As reported earlier, one of the immediate consequences of the Trump immigration executive order – and one which has so far gone largely unchallenged – has been a crackdown against illegal immigrants residing in the US. This promptly led Mexico’s Foreign Ministry to say on Thursday it has intensified efforts to protect Mexican migrants, “foreseeing the hardening of measures by immigration authorities in the U.S., as well as possible constitutional violations during raids or in due process.”
According to the WSJ, influential Mexicans are pushing “an aggressive and perhaps risky strategy to fight a likely increase in deportations of their undocumented compatriots in the U.S.: jam U.S. immigration courts in hopes of causing the already overburdened system to break down.” The proposal calls for ad campaigns advising migrants in the U.S. to take their cases to court and fight deportation if detained. “The backlog in the immigration system is tremendous,” said former Foreign Minister Jorge Castañeda. The idea is to double or triple the backlog, “until [U.S. President Donald] Trump desists in this stupid idea,” he added.
For now, however, these efforts to, well, trump Trump’s anti-illegal alien directive have failed to generate traction, and according to Reuters, federal immigration agents arrested hundreds of undocumented immigrants in at least four states this week in what officials on Friday called routine “enforcement actions.” The enforcement actions took place in Atlanta, New York, Chicago, Los Angeles and surrounding areas, said David Marin, director of enforcement and removal for the Los Angeles field office of U.S. Immigration and Customs Enforcement.
Marin called the five-day operation an “enforcement surge.”
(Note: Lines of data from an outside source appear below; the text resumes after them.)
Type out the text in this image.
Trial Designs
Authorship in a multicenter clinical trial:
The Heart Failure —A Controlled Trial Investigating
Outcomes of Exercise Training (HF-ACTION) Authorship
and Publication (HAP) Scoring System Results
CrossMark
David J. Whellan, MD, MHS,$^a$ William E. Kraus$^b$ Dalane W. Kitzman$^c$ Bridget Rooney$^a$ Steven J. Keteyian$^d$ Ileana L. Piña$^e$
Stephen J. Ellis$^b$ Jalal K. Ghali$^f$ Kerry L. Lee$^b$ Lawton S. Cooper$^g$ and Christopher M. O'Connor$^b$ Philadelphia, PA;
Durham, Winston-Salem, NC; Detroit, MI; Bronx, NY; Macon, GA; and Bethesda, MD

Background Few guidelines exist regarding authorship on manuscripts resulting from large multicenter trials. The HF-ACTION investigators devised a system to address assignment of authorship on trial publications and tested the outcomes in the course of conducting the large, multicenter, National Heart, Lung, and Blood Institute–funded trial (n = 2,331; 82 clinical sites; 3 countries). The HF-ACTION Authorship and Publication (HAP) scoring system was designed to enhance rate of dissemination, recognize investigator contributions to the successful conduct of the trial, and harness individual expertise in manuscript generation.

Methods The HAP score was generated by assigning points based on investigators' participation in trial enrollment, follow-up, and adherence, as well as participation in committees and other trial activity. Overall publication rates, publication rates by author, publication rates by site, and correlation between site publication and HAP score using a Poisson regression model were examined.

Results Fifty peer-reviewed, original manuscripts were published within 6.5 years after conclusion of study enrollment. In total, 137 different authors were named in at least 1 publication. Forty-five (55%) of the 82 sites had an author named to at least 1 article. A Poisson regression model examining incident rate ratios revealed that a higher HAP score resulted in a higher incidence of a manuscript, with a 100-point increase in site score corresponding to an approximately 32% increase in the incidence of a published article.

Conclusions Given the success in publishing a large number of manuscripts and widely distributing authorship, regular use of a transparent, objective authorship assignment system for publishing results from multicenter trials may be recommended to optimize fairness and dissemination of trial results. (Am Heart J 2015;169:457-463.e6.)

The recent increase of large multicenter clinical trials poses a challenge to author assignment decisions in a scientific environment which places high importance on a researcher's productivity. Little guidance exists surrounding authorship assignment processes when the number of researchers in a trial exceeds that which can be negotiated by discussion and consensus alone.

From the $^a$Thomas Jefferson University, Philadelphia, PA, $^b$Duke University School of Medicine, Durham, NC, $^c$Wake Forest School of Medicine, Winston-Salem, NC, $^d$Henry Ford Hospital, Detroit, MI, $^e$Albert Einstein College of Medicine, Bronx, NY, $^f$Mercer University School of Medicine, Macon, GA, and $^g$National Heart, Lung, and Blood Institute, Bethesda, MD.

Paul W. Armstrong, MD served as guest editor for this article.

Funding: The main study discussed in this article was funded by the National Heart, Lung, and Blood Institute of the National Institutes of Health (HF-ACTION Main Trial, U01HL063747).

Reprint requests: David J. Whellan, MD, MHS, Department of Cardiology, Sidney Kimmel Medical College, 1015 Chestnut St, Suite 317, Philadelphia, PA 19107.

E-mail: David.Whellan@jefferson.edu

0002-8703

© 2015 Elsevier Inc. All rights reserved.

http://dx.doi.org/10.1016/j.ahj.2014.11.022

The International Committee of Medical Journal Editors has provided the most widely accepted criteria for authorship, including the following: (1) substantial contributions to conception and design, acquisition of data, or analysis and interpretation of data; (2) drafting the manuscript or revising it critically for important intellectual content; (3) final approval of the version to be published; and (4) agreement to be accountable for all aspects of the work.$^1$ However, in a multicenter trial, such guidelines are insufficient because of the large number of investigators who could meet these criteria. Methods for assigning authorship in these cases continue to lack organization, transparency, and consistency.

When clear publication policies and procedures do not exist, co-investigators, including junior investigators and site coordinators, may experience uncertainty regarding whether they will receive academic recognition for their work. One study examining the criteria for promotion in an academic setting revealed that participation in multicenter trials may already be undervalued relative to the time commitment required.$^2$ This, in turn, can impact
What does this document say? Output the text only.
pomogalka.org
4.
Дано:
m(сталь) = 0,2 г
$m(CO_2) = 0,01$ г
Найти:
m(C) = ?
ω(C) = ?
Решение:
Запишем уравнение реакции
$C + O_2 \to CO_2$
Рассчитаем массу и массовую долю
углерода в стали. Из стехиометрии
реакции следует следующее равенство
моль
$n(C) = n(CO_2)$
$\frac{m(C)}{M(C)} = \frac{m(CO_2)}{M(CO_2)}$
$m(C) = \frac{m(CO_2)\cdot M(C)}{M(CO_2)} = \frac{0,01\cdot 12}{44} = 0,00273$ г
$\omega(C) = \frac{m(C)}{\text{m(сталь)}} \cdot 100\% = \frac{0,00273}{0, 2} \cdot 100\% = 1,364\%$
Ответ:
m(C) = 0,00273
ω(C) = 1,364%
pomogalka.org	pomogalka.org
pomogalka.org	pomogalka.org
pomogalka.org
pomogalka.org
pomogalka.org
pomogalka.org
While the agency did not release a total number of detainees, the Atlanta office alone, which covers three states, arrested 200 people, Bryan Cox, a spokesman for the office, said. An additional 161 arrests were made in the Los Angeles area in a region that included seven highly populated counties, Marin also said that of the people arrested in Southern California, only 10 did not have criminal records, and of those, five had prior deportation orders.
“The rash of these recent reports about ICE checkpoints and random sweeps, that’s all false and that’s dangerous and irresponsible,” Marin said. “Reports like that create a panic.” He described the arrests as largely routine.